The simplest equivalent to this in OCaml is a **tuple** such as `(3, 4)`

which has the type `int * int`

. Unlike lists, tuples can contain
elements of different types, so for example `(3, "hello", 'x')`

has type
`int * string * char`

.

A slightly more complex alternative way of writing a C struct is to use
a **record**. Records, like C structs, allow you to name the elements.
Tuples don't let you name the elements, but instead you have to remember
the order in which they appear.
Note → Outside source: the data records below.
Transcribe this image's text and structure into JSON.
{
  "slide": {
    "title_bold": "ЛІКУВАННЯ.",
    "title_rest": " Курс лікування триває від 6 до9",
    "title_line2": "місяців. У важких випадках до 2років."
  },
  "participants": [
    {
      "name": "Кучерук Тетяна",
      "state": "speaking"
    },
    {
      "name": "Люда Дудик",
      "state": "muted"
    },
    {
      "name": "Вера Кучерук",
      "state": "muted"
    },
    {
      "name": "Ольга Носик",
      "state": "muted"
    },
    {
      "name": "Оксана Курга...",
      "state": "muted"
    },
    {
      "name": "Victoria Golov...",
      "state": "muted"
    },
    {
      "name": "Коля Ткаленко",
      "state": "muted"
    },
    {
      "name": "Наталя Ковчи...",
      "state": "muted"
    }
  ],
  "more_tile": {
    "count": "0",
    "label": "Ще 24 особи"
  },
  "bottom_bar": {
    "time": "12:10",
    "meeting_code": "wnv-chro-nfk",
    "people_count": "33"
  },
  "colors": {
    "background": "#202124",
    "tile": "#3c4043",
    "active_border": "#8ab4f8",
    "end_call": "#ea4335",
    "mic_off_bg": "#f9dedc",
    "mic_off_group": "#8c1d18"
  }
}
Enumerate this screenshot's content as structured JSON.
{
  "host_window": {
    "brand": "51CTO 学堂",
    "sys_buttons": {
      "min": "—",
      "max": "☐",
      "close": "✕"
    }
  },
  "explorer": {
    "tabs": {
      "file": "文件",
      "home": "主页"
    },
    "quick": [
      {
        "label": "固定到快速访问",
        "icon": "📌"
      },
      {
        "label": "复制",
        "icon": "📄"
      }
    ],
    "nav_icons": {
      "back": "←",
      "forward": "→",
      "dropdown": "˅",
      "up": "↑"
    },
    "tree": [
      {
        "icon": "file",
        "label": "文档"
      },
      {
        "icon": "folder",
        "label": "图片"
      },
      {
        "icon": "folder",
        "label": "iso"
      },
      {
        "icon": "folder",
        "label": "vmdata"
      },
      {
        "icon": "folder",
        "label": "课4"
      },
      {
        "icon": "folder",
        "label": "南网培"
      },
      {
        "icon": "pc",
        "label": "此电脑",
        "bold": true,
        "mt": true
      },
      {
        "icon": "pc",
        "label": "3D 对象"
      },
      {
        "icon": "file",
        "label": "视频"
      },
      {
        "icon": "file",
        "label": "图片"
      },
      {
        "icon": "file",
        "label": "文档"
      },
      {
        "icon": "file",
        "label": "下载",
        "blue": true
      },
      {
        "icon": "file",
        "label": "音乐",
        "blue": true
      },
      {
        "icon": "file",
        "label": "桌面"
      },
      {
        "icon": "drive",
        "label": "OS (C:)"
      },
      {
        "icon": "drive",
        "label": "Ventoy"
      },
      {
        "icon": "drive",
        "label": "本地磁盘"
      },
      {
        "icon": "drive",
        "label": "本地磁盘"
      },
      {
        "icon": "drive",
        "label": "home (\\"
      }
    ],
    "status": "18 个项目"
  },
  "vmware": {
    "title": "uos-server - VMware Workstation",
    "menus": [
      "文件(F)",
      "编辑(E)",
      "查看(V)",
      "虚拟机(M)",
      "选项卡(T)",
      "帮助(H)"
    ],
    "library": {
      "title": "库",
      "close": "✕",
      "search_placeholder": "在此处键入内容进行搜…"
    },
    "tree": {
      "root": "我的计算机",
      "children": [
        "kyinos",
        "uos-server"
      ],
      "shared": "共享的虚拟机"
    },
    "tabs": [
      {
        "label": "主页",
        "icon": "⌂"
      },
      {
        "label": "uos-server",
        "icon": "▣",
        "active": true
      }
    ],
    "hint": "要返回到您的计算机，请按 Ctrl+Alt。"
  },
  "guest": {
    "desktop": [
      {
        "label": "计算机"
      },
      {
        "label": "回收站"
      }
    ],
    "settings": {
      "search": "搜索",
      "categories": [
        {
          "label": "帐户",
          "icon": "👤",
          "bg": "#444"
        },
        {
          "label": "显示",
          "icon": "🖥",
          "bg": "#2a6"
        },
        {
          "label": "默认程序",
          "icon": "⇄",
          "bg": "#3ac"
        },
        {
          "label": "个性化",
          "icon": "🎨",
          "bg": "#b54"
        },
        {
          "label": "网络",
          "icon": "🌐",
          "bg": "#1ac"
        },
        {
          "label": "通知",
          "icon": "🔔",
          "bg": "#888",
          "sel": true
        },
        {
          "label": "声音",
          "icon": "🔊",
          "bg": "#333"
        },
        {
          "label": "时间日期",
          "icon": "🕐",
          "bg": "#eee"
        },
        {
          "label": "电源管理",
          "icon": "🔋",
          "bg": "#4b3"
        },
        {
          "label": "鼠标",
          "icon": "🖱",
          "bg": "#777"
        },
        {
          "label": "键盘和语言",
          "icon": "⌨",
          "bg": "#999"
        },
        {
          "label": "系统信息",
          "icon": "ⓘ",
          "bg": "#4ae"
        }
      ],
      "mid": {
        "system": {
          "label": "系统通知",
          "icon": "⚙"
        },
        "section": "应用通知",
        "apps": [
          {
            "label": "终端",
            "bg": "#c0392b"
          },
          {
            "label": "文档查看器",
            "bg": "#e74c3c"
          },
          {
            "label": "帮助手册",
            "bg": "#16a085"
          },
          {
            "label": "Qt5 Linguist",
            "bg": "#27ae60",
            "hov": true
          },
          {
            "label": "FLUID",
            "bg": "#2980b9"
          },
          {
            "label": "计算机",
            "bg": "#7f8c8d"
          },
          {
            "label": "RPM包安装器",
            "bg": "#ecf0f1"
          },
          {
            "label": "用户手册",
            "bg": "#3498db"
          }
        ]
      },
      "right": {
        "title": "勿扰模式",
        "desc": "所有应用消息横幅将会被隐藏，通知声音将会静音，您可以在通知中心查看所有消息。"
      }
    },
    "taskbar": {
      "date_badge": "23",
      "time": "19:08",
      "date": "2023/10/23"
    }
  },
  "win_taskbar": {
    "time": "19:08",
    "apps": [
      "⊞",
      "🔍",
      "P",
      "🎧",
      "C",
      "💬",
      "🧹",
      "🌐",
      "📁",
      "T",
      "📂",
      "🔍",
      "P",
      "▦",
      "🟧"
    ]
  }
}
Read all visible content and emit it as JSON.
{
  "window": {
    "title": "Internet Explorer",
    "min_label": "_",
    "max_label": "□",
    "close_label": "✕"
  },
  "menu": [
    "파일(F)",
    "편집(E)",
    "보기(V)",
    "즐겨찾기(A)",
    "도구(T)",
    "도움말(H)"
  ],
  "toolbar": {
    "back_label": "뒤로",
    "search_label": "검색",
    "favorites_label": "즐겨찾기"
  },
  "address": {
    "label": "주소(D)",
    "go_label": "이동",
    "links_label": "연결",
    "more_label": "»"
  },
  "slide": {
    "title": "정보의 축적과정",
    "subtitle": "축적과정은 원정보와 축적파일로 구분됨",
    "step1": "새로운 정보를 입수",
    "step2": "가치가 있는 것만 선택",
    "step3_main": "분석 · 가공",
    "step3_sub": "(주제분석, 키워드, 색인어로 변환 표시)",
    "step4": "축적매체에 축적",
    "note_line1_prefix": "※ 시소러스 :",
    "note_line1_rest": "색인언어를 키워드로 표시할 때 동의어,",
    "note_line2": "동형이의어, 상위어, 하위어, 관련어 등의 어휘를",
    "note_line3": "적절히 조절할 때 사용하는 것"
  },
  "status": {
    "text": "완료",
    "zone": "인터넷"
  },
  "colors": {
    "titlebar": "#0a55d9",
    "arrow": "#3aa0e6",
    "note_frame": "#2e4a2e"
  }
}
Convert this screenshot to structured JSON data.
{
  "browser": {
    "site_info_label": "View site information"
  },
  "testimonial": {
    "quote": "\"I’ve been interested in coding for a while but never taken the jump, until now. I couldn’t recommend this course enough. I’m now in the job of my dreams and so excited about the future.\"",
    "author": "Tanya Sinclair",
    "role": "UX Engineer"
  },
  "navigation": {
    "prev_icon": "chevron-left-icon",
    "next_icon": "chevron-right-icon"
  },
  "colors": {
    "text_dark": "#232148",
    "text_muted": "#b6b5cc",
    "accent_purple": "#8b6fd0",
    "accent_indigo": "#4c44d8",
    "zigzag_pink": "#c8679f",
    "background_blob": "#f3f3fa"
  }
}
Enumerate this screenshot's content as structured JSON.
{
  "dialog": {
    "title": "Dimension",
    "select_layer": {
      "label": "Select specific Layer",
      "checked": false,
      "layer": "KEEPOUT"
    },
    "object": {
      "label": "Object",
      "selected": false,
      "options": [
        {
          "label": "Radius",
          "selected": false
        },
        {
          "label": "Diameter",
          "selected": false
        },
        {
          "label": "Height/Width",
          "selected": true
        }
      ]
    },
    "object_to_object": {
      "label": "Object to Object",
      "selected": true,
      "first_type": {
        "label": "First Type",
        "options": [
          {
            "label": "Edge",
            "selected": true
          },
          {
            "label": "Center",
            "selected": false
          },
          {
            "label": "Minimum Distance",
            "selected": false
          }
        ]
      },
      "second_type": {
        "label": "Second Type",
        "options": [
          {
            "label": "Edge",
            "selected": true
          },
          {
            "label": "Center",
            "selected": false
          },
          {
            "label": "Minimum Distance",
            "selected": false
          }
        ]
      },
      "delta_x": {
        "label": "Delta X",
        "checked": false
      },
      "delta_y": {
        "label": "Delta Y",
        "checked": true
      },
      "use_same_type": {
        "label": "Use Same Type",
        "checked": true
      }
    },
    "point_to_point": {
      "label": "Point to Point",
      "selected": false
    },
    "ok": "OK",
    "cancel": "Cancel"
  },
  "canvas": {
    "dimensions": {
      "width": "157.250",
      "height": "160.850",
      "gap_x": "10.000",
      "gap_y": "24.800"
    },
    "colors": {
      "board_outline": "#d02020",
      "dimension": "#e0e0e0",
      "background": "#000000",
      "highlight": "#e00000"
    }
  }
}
Here is the equivalent record for our C
struct above:

`# type pair_of_ints = { a : int; b : int };;`

type pair_of_ints = { a : int; b : int; }

That defines the type, and here is how we actually *create* objects of
this type:

`# { a=3; b=5 };;`

- : pair_of_ints = {a = 3; b = 5}

Note that we use ":" in the type definition and "=" when creating objects of this type.

Here are some examples of this typed into the toplevel:

`# type pair_of_ints = { a : int; b : int };;`

type pair_of_ints = { a : int; b : int; }
# {a=3; b=5};;

- : pair_of_ints = {a = 3; b = 5}
# {a=3};;

Error: Some record fields are undefined: b

So OCaml won't let you leave some fields in your structure undefined.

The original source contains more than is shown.